Antanas Sutkus: Street Life
Antanas Sutkus captures small moments of joy in late-1950s Soviet-occupied Lithuania. In 1959, Antanas Sutkus began photographing on the streets of Vilnius, then the capital of the Soviet Socialist Republic of Lithuania. Together, these images offer a humanist outlook on daily life as it was offered to him by his fellow citizens.
Sutkus is above all a humanist photographer, his “kosmos” his fellow citizens—children, lovers, the elderly; how they engage with modernity and tradition, nature and the city, and express their identities—all captured in a frank, empathetic style that is far removed from soviet ideals and forms the foundation of the Lithuanian school of photography.
By revealing individual lives of dignity and integrity behind the Iron Curtain, Sutkus’ work is as political as it is personal, a record of Lithuania’s assertion of its cultural self against the Soviet Union which occupied the country from the Second World War until 1990. That struggle has since come to fruition: in 2004 Lithuania became a member of both NATO and the European Union and is today one of Europe’s fasting growing economies.

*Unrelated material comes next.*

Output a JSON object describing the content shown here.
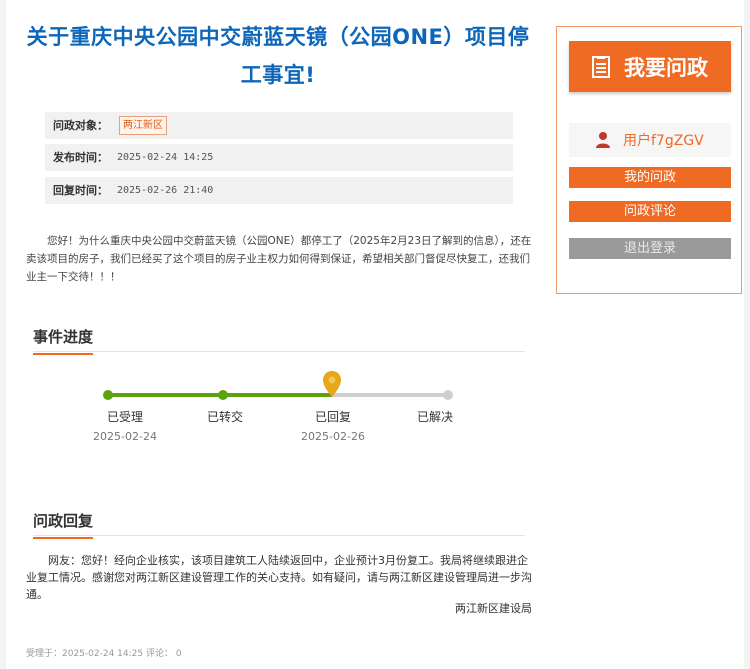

Edited by Thomas Schirmböck; text by Johanna Adorján, published by Steidl.
About the Author
Born in Kluoniškiai, Lithuania, in 1939, Antanas Sutkus earned a degree in journalism in Vilnius and worked for daily newspapers before co-founding the Lithuanian Photographers’ Association in 1969, which he headed for many years.
Sutkus was president of the Union of Lithuanian Art Photographers upon its establishment in 1996 and has been its honorary president since 2009. He is the recipient of the Lithuanian National Culture and Arts Award and the Order of the Lithuanian Grand Duke Gedimas, an Erna and Victor Hasselblad Foundation Grant, and the 2017 Erich Salomon Award of the Deutsche Gesellschaft für Photographie. Sutkus has exhibited extensively, including his 2018 retrospective at the National Gallery of Art in Vilnius held on the hundredth anniversary of the Republic of Lithuania. Steidl has published Sutkus’ Planet Lithuania (2018) and Pro Memoria (2019).